The Issue With Fast Chargers
What is the drawback of fast-chargers?
It feels like every few days a new company is coming up with a new and improved Fast Charger, and some even provide crazy fast speed such as 120W. What these companies don’t say to you is that this doesn’t come for free and has some major implications for your battery life.
Before we get more in this article let’s quickly look at how a battery works so that you have a better understanding of what I’m going to talk about further.
How Does a Battery Work?
The way a battery works is with two poles a negative one and a positive one. At the negative pole of your battery, you have plenty of electrons in the free moving state, at the positive pole you have less so naturally, the flow creates from the negative side to the positive.

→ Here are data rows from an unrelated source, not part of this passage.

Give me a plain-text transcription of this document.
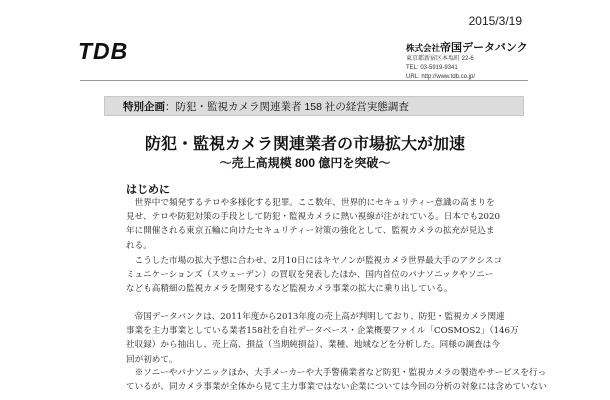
2015/3/19
TDB	株式会社帝国データバンク
東京都新宿区本塩町 22-6
TEL: 03-5919-9341
URL: http://www.tdb.co.jp/
特別企画：防犯・監視カメラ関連業者 158 社の経営実態調査
防犯・監視カメラ関連業者の市場拡大が加速
〜売上高規模 800 億円を突破〜
はじめに

　世界中で頻発するテロや多様化する犯罪。ここ数年、世界的にセキュリティー意識の高まりを

見せ、テロや防犯対策の手段として防犯・監視カメラに熱い視線が注がれている。日本でも2020

年に開催される東京五輪に向けたセキュリティー対策の強化として、監視カメラの拡充が見込ま

れる。

　こうした市場の拡大予想に合わせ、2月10日にはキヤノンが監視カメラ世界最大手のアクシスコ

ミュニケーションズ（スウェーデン）の買収を発表したほか、国内首位のパナソニックやソニー

なども高精細の監視カメラを開発するなど監視カメラ事業の拡大に乗り出している。

　帝国データバンクは、2011年度から2013年度の売上高が判明しており、防犯・監視カメラ関連

事業を主力事業としている業者158社を自社データベース・企業概要ファイル「COSMOS2」（146万

社収録）から抽出し、売上高、損益（当期純損益）、業種、地域などを分析した。同様の調査は今

回が初めて。

　※ソニーやパナソニックほか、大手メーカーや大手警備業者など防犯・監視カメラの製造やサービスを行っ

ているが、同カメラ事業が全体から見て主力事業ではない企業については今回の分析の対象には含めていない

By doing this movement the battery can charge whatever device you want to.
As you can clearly see from the picture above the electrons from the negative pole are moving to the positive pole. The dotted line shows where you can connect a device and power it. When all the electrons go to the positive side there is no more flow of electrons happening and this means that the battery is dead.
This is where the charging comes into play, we push electricity to make the electrons go back on the Negative pole so that there’s a flow again.

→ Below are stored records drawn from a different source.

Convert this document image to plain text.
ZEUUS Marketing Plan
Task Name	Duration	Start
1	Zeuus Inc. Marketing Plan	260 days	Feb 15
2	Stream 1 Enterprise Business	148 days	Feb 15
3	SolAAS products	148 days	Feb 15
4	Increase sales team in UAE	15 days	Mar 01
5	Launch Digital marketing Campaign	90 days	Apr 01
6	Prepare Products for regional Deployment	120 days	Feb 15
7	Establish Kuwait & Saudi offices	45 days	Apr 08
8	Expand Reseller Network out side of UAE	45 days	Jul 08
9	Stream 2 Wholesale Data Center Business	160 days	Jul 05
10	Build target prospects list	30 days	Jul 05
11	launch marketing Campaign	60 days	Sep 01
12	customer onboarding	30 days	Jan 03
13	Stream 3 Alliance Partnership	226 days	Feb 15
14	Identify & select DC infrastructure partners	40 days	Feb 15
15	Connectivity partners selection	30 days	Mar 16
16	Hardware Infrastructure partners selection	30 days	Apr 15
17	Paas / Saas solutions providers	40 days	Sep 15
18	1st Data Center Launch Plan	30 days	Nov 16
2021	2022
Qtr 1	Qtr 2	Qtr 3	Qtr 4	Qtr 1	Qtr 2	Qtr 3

In this picture, you have the charger on the left side connected to the battery and you can see the electrons coming back to the negative pole. So chargers just help the electrons change positions, and the fast chargers do this just a little faster. This is a simple explanation about batteries and I hope you understood what I was talking about clearly.

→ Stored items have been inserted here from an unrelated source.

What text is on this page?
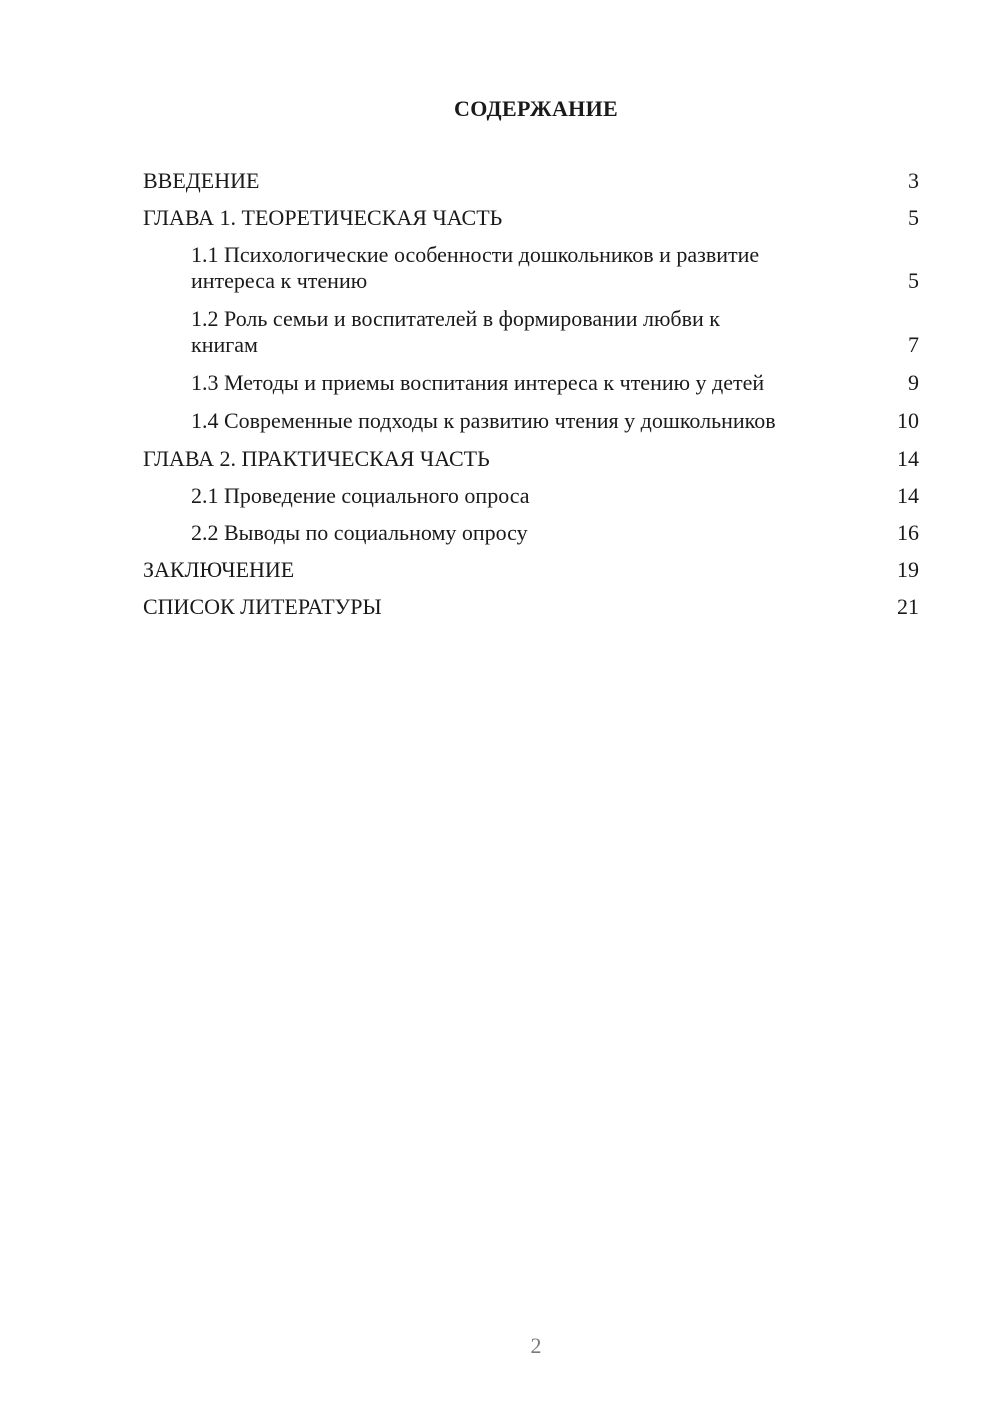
СОДЕРЖАНИЕ
ВВЕДЕНИЕ	3
ГЛАВА 1. ТЕОРЕТИЧЕСКАЯ ЧАСТЬ	5
1.1 Психологические особенности дошкольников и развитие интереса к чтению	5
1.2 Роль семьи и воспитателей в формировании любви к книгам	7
1.3 Методы и приемы воспитания интереса к чтению у детей	9
1.4 Современные подходы к развитию чтения у дошкольников	10
ГЛАВА 2. ПРАКТИЧЕСКАЯ ЧАСТЬ	14
2.1 Проведение социального опроса	14
2.2 Выводы по социальному опросу	16
ЗАКЛЮЧЕНИЕ	19
СПИСОК ЛИТЕРАТУРЫ	21
2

The Problems with Fast Chargers
Well, you might think that fast chargers don’t have any drawbacks since the companies selling these chargers don’t tell you about it but in reality, they have.
With fast-charging batteries, you get less battery capacity. In every battery, there’s a positive pole and a negative one as I explained above but there’s also a separator that keeps the electrons from jumping directly to the other side. The electrons are directed through a circuit so that you get the electricity created from them.
The problem arises with the fast charging batteries since to keep the battery stable at a high speed of charging you need to make the separator in the middle thicker which means less battery capacity. The actual amount of usable battery or battery density becomes lower.
These new smartphones with super-fast charging or ultra charging sometimes even need to split the battery area into two individual batteries because of the separator which would need to be even bigger. And as you can guess this also means less battery capacity.
If you have a fast-charging phone by now you would have noticed that the phone heats a lot more than the normal charging phones. Faster electron movement means there is going to be more heat produced. This heat is not good for the battery since it can slowly and subtly change the internal physical structure which would make the battery charge hold less.
Even if you kept your battery temperature at 30-degree celsius you could expect to lose around 20% of your battery capacity in a year. And if your battery is at 40-degree celsius then you can expect more than 40% of the battery capacity to be gone in a year or so.
It’s usually recommended that when the phone is charging you leave it be and don’t work on it because it can overheat and damage your battery in the long run. However, there are some newer gaming phones that have the charging port positioned in a place that it’s better for playing when plugged in.
I recommend that you do this only if your phone is able to bypass the battery and take the electricity directly from the current this way the battery doesn’t get hot. This forces the phone to charge the components directly from the charger, not the battery.
Shortens the Lifespan of Lithium-Ion Batteries
I want to start this section by saying that the batteries degrade themselves even with normal charging or even slow charging (Yes that’s a thing). But the difference comes when you introduce fast charging to the equation.
All batteries have a limited number of charge-discharge cycles and their internal integrity starts to degrade after the number of cycles is reached. The users become dependant on the useability of their phone and the fast charging so they become heavy users.
This means that the cycle limit gets reached faster and with the overheating problem that fast chargers have the integrity of the internal parts of the battery degrades even faster.
Even though fast chargers are widely popular nowadays and extremely useful you should stick with more acceptable fast charging speeds. This way you get the best of both worlds, experience fast charging, and don’t degrade your battery integrity faster.